Interessante Bank am Wegrand
Hier gibt es sogar mal Wiesen, eingeteilt durch Steinwälle wie in Irland

Dem kleinen Sträßchen folge ich weiter den Berg hinab nach Oberbalbach. Ursprünglich hatte ich mit meinen Eltern verabredet, dass sie mich hier abholen sollen. Doch erstens habe ich hier keinen Handy-Empfang mehr, zweitens setzt mir der kalte Nordwind immer mehr zu, sodass ich beschließe, ihnen auf der Landstraße entgegen zu laufen. Auf halber Strecke kommt mir ein Linienbus entgegen. Ich weiche nach links in den Randstreifen aus, damit er auf der schmalen Straße ohne Abbremsen vorbeifahren kann. Etwa 600 m vor Unterbalbach kommt der Linienbus wieder zurück. Der Fahrer bremst, schiebt sein Fenster auf und ruft mir zu, ob ich Lust habe mitzufahren. Ich sage ihm, dass ich nicht für die kommenden 600 m noch eine Fahrkarte kaufen möchte. Kein Problem, ruft er mir zu. Ich solle einfach einsteigen. Ich steige vorne beim Fahrer mit meinem Wagen ein und bedanke mich. Der Fahrer fragt mich, wohin ich denn laufen möchte. Ich nenne ihm Unterbalbach. Er bietet mir an, dass er mich auch nach Bad Mergentheim oder nach Lauda mitnehmen könne, falls ich das möchte. Außerdem fragt er mich, ob ich Geld benötige, er könne mir gerne etwas geben. Ich bedanke mich, lehne es aber ab. Aber allein diese Geste finde ich sehr beeindruckend und erwähnenswert. An der Hauptstraße von Unterbalbach verlasse ich den Bus und warte auf meine Eltern, die in Kürze hier eintreffen müssten. Während ich warte, setzt leichter Regen ein. Spätestens jetzt bin ich endgültig froh, bereits am Abend im Warmen sein zu können.

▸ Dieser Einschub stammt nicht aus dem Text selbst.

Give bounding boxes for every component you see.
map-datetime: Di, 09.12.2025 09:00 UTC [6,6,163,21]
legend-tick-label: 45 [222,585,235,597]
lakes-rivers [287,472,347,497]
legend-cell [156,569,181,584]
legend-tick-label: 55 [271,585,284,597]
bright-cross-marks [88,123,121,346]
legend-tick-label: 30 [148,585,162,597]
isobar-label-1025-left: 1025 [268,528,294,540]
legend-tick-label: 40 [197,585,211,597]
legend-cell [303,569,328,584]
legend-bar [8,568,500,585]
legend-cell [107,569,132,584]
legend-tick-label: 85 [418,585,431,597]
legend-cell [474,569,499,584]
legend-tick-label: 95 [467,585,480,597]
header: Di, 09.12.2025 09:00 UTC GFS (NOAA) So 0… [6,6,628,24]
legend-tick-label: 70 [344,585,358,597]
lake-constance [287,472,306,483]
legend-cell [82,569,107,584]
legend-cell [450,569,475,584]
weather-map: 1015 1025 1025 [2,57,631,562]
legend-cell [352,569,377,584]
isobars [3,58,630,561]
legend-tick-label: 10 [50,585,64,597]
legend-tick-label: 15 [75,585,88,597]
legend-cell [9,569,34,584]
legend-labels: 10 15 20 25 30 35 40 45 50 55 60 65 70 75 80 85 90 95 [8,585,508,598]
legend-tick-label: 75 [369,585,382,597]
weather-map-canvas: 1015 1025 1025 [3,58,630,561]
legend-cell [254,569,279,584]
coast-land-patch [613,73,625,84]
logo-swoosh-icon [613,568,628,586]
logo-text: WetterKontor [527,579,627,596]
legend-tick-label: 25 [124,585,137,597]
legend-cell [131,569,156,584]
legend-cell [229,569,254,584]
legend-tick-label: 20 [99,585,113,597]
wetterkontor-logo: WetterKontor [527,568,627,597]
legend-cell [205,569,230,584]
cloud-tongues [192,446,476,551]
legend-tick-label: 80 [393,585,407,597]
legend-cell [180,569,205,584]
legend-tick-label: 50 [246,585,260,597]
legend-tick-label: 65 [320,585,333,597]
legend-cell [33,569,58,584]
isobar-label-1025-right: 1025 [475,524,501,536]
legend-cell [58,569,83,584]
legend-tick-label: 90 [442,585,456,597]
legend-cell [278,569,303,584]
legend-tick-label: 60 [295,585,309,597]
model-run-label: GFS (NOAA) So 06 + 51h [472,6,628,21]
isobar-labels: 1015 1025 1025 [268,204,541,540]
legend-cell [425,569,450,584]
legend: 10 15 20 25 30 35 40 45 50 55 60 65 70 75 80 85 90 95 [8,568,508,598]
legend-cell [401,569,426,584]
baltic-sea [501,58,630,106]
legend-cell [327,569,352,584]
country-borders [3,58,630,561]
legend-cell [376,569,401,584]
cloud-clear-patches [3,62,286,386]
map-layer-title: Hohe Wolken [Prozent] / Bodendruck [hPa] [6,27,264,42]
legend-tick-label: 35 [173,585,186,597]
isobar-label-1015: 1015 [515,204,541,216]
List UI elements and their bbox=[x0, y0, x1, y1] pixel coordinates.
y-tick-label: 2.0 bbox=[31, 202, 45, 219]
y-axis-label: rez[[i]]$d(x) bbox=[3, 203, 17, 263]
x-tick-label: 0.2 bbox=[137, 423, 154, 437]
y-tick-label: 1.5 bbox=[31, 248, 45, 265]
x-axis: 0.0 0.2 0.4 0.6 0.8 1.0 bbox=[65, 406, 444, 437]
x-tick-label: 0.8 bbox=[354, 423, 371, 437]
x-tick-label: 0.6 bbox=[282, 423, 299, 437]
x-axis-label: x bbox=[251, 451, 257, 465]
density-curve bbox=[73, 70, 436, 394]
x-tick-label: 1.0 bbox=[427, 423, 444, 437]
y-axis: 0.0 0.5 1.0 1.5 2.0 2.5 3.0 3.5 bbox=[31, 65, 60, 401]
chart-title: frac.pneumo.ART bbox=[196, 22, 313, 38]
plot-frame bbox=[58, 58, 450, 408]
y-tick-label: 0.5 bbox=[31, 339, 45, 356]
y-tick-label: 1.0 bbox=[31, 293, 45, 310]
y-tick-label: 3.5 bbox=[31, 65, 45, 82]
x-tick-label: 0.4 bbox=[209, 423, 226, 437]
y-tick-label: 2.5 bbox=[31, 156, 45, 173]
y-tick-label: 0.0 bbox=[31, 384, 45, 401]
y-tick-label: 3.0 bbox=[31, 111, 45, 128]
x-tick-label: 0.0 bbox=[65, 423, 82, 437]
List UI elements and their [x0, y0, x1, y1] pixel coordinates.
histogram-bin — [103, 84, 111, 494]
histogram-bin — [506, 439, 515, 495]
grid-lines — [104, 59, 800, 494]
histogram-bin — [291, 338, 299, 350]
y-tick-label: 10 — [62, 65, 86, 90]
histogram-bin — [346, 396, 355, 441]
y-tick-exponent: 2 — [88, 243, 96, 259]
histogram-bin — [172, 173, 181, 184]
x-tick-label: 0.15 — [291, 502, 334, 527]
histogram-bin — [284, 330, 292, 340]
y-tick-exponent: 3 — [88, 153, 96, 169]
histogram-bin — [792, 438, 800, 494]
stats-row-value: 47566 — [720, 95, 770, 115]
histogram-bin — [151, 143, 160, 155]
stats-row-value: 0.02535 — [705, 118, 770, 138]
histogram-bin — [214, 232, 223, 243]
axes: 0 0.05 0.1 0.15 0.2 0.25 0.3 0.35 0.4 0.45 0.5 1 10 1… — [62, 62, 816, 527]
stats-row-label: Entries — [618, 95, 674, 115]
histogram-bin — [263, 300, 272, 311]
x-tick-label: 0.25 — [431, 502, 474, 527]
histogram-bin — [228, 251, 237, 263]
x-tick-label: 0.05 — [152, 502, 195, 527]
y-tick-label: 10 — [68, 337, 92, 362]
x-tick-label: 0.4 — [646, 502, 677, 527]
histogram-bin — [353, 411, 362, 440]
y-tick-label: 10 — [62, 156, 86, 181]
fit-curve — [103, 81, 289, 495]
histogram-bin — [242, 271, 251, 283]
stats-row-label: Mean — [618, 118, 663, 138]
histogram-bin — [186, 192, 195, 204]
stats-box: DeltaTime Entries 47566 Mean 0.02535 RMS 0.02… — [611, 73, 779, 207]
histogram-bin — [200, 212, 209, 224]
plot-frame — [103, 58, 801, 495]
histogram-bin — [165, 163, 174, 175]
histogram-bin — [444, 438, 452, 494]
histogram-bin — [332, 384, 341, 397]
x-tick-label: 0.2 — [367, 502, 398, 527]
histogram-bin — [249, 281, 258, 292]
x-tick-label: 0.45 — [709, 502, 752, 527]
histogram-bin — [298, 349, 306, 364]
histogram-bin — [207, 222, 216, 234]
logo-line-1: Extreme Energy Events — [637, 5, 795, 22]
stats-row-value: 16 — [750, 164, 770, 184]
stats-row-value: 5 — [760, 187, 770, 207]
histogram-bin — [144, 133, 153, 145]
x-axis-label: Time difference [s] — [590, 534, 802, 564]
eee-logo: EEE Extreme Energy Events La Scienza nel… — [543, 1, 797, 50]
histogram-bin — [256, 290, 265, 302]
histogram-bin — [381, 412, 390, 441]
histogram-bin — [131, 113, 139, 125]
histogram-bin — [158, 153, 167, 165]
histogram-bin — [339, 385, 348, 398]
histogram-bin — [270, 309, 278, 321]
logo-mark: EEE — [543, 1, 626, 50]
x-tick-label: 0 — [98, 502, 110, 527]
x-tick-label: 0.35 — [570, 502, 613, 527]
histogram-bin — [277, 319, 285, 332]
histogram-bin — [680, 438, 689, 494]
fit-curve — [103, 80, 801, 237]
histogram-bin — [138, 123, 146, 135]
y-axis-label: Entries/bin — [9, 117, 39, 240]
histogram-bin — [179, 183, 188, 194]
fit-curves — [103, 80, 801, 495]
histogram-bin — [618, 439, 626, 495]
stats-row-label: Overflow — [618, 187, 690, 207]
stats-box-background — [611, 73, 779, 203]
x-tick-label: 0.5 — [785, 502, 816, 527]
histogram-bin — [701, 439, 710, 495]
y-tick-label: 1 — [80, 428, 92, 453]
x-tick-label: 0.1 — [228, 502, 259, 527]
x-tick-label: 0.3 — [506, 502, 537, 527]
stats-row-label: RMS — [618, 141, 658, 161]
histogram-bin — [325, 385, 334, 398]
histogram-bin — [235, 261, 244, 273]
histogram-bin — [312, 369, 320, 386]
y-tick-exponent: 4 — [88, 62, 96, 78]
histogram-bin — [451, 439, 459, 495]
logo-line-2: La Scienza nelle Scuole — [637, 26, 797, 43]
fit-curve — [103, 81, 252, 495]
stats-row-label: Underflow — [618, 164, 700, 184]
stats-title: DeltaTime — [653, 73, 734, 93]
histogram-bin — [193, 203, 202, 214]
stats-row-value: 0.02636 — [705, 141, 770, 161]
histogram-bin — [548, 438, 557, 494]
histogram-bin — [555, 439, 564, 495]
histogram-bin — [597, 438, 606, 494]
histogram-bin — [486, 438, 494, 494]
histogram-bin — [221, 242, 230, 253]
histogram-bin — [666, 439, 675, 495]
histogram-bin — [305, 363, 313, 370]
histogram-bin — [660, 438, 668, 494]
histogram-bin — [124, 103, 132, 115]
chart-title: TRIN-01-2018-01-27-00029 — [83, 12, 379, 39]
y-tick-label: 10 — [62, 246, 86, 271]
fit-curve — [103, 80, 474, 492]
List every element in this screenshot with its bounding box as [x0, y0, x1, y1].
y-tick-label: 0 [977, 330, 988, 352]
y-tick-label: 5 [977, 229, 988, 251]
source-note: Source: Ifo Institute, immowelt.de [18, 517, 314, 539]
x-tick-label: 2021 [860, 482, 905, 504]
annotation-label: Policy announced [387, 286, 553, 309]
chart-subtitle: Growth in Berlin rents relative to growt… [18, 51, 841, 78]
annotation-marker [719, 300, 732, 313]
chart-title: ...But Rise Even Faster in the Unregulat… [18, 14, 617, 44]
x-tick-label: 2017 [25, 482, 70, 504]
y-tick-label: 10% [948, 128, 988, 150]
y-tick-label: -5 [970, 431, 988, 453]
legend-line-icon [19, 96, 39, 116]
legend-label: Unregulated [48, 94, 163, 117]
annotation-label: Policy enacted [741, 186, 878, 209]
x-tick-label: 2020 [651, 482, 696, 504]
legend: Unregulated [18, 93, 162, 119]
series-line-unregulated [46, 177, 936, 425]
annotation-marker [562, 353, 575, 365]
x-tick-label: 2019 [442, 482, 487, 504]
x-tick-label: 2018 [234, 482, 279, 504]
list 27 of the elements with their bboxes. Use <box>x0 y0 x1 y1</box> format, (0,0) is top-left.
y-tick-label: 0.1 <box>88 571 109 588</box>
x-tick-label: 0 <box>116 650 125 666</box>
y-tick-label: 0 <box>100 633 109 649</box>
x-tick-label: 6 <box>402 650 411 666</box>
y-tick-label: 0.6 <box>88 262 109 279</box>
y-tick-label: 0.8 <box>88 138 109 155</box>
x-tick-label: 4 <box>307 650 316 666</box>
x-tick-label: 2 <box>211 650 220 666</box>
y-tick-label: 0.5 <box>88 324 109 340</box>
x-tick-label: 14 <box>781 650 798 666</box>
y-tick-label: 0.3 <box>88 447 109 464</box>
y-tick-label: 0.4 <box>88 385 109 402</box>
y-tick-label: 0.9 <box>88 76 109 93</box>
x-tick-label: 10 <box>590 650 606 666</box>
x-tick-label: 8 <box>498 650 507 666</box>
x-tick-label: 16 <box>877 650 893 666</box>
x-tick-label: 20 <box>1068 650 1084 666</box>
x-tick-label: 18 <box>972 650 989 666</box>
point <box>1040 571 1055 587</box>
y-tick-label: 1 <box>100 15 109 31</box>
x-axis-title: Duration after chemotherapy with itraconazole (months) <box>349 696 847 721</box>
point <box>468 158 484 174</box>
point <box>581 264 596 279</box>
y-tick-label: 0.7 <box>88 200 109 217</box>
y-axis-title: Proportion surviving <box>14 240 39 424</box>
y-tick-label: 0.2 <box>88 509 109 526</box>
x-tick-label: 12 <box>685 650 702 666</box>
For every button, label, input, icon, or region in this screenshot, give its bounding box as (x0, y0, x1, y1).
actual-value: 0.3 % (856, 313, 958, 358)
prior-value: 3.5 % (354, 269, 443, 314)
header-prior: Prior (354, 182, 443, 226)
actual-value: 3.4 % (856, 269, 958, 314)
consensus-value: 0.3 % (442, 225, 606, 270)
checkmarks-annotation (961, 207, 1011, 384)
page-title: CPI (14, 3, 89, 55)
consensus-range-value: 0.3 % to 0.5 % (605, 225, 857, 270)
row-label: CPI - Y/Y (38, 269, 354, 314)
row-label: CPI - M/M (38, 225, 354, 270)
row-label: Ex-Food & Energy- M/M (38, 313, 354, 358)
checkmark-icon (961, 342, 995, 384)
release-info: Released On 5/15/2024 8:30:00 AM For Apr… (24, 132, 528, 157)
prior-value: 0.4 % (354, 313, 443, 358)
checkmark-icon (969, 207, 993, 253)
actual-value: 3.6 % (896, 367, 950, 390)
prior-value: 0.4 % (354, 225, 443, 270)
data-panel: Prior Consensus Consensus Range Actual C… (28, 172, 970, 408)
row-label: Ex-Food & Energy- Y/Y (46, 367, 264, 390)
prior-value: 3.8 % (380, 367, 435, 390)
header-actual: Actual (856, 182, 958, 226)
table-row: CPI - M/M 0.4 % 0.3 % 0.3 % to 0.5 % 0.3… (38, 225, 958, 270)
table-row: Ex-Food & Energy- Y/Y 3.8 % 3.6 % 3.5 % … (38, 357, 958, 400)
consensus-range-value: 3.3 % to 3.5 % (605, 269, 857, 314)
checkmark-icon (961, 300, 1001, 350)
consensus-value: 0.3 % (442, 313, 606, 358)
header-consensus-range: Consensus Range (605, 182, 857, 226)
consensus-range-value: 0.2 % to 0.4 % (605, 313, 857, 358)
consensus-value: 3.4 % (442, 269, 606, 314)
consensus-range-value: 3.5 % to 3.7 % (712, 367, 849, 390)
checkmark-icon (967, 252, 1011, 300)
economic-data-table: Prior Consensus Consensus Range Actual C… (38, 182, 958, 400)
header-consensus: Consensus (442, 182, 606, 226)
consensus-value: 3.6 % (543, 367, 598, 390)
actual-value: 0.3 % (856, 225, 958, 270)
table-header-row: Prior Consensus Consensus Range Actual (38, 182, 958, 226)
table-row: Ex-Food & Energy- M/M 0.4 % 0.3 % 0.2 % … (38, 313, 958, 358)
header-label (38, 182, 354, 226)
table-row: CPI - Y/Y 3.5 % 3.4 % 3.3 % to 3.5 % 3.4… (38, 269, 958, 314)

Kurz darauf treffen meine Eltern auch ein. Nachdem wir meinen Wagen verladen haben, geht es zurück in Richtung Stuttgart. Meine Füße fühlen sich mittlerweile an wie Brei. Entsprechend unbeholfen steige ich auch an meinem Elternhaus aus dem Auto. Nach vielen Tassen heißen Tees und einer heißen Badewanne in einem Erkältungsbad, falle ich völlig erschöpft ins Bett.

Ein Gedanke zu “Äcker, Steine und Tour-Unterbrechung”

  • Das ist ja ein toller Busfahrer☺?
    Dass du überhaupt so weit gelaufen bist in dem Zustand? Ich wäre wahrscheinlich keine 10 km weit gekommen?